What is the most embarrassing moment of your life?
Let’s say the most embarrassing thing is not letting people into the country.
Are you referring to the recent Trump’s ban?
Well generally - people fleeing from the war, striving to be accepted by the neighbouring countries so they won’t get killed, and they won't let them in. That’s the most embarrassing thing I can think of right now. It happened to me, it happened to many people.
And what would you say is your biggest fuck-up?
Failing at soccer because I hate sports. And my parents made me play soccer and I really hated it. That was not successful.
Haha :D Josef thank you for your interview. I wish you had a pleasant audience. By the way, recently I have read how Augosto Boal found a way to enhance audience engagement by performing for miners right in the mine. The miners had to hold the lights themselves to be able to see the show. For Augosto, it was a very good reflection whether his show was interesting or not, as the audience dimmed their lights every time they got bored. I really hope you will have a nice audience here in Kosice.

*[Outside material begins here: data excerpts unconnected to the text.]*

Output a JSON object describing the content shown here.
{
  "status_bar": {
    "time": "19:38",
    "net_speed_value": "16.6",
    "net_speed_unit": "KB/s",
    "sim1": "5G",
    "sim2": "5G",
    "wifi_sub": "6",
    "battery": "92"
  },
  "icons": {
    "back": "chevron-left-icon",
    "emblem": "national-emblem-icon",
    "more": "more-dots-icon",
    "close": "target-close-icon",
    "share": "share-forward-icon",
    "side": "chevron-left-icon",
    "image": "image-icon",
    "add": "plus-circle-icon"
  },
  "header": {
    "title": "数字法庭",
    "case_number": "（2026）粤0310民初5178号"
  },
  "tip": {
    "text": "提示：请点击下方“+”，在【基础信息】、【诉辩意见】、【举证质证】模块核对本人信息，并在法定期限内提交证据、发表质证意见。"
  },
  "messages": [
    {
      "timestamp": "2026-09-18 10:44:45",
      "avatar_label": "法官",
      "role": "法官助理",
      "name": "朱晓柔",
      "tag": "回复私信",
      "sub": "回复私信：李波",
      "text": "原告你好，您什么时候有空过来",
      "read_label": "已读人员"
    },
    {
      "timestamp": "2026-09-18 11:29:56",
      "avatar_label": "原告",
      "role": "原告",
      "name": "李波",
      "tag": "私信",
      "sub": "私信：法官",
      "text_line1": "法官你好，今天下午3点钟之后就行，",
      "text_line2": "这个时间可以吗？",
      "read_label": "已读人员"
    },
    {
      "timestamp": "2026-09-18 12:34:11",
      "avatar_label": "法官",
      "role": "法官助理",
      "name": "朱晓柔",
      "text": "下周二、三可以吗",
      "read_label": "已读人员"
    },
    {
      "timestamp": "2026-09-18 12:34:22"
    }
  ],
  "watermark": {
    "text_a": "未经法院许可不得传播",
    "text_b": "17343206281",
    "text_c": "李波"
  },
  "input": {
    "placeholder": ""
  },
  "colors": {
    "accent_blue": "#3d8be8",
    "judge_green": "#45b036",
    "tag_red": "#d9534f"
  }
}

I hope they are too and don’t throw rotten eggs at me.
Actually, now that you say, I wish they did. I hardly ever see audiences truly reacting to something they don't like. We clap even if we don't like something.
Lol, come on, who ever says that! Thank you! :D
The time was up and we were both in the upbeat mood about the performance in Kino Úsmev. I will only add that the concert was astoundingly moving and powerful, and I wasn’t left with a single dry eye.